As is the case for all companies in the sector, brand marketing is an enormous cost factor, and thus presents commensurate cost-cutting opportunities to offset commodity and other cost increases.
According to Schulten, P&G intends to maintain its advertising spend as a percentage of sales but is committed to driving better return on advertising spend through improvements in efficiency and effectiveness.
“We believe there are significant productivity improvements still within the media spend — the shift into digital media facilitates improved targeting capability with first-party audiences in our direct and indirect (ad agency) spend.”
The company continues to experience cost increases in commodities as well as freight costs.

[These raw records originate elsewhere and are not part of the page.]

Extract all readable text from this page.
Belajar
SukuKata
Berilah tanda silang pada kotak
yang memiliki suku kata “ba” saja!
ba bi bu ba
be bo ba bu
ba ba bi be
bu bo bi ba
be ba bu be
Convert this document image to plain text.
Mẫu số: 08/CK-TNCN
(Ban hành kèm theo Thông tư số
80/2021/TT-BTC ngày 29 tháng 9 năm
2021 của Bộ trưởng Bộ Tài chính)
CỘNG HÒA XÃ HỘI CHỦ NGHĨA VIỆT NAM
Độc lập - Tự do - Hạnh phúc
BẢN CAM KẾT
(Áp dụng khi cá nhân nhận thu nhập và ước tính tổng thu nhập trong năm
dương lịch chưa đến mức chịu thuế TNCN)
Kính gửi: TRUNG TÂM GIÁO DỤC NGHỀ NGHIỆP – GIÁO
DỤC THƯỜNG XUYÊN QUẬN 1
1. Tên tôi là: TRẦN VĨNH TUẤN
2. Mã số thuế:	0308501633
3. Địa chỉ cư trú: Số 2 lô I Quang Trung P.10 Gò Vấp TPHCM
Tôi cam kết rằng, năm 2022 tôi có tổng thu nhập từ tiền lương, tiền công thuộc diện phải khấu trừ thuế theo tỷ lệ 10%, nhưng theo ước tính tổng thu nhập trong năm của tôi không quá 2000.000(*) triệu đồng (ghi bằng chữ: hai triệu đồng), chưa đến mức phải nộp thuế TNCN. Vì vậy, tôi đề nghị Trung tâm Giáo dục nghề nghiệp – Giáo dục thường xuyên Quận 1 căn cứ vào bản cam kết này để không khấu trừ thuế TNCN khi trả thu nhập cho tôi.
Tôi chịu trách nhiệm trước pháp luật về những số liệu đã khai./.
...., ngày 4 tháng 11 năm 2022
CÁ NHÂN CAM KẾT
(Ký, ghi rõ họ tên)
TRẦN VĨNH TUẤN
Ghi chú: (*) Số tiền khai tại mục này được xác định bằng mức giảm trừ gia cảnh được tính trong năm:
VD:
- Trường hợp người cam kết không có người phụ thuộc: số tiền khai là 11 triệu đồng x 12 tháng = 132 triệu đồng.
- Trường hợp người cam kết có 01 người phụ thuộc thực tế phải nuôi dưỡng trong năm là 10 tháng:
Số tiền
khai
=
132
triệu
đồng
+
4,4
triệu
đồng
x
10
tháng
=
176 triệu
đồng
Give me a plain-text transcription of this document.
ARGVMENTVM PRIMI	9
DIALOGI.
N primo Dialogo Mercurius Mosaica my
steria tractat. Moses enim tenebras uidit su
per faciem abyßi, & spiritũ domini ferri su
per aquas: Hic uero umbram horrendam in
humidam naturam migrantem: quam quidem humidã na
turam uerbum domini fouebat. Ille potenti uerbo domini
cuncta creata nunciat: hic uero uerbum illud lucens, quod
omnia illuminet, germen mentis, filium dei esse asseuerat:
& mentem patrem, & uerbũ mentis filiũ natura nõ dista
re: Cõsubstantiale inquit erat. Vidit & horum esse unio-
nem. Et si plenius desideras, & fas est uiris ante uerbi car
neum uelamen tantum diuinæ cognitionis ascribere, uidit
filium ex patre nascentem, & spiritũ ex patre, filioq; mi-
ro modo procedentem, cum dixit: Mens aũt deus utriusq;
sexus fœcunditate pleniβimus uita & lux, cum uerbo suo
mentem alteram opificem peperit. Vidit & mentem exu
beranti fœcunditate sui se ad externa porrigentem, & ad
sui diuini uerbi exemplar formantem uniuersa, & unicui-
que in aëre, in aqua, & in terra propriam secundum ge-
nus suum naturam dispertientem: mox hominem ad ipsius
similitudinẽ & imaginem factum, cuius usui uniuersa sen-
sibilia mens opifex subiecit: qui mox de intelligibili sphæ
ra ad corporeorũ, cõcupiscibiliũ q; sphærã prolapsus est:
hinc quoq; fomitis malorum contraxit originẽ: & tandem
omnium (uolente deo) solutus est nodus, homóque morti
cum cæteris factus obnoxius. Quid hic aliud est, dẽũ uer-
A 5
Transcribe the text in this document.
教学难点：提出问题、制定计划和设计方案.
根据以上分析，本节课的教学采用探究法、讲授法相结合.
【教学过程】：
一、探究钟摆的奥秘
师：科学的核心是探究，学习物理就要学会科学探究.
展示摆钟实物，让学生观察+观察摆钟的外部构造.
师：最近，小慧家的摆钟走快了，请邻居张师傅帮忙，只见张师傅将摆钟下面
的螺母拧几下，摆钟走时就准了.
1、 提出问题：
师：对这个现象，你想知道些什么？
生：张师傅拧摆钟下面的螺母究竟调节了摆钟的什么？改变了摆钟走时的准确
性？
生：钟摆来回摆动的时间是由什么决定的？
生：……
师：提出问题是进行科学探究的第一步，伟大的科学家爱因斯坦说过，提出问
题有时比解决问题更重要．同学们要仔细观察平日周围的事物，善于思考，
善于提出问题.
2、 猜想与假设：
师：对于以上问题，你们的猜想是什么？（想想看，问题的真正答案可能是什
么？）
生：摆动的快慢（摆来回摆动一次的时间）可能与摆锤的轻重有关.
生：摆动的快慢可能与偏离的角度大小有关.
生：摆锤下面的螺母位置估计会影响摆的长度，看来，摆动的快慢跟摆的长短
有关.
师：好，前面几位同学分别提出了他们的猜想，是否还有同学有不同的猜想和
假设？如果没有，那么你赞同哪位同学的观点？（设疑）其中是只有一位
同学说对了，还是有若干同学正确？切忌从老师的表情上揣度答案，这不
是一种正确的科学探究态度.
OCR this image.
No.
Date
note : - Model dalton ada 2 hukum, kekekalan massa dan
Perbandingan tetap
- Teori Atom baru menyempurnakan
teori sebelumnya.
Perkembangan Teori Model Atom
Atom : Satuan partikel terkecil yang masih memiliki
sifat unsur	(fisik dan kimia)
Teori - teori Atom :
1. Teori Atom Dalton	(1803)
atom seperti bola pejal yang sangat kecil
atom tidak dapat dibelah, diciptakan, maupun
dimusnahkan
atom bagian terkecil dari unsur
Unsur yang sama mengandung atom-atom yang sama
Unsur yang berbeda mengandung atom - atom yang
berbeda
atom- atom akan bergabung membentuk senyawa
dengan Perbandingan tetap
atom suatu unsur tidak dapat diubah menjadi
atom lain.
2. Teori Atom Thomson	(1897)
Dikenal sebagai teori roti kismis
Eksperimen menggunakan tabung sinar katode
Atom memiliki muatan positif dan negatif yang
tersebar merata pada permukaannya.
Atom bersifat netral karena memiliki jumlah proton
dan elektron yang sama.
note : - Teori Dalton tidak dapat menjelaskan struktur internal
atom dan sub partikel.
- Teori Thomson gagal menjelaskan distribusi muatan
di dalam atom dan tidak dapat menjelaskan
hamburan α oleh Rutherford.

“Input costs have risen sharply. Current spot prices for materials such as resins, chemicals and other ingredients are up from 30% to 200% vs. April 2020,” Schulten said. “Freight costs have also increased substantially based on supply and demand for trucks and drivers, and diesel fuel prices are up 35% (in calendar 2022).”
Schulten remains convinced that these cost spikes relate to lingering impacts of the pandemic.
Schulten said P&G will offset these cost increases to maintain margins and profitability through a combination of price increases and cost efficiencies. The mix will vary based on both category and geographic market area. The U.S. and China are its largest and most profitable markets, he said.
According to Schulten, the company doesn’t forecast significant currency weakness or commodity cost increases, additional geopolitical disruptions, major production stoppages or store closures.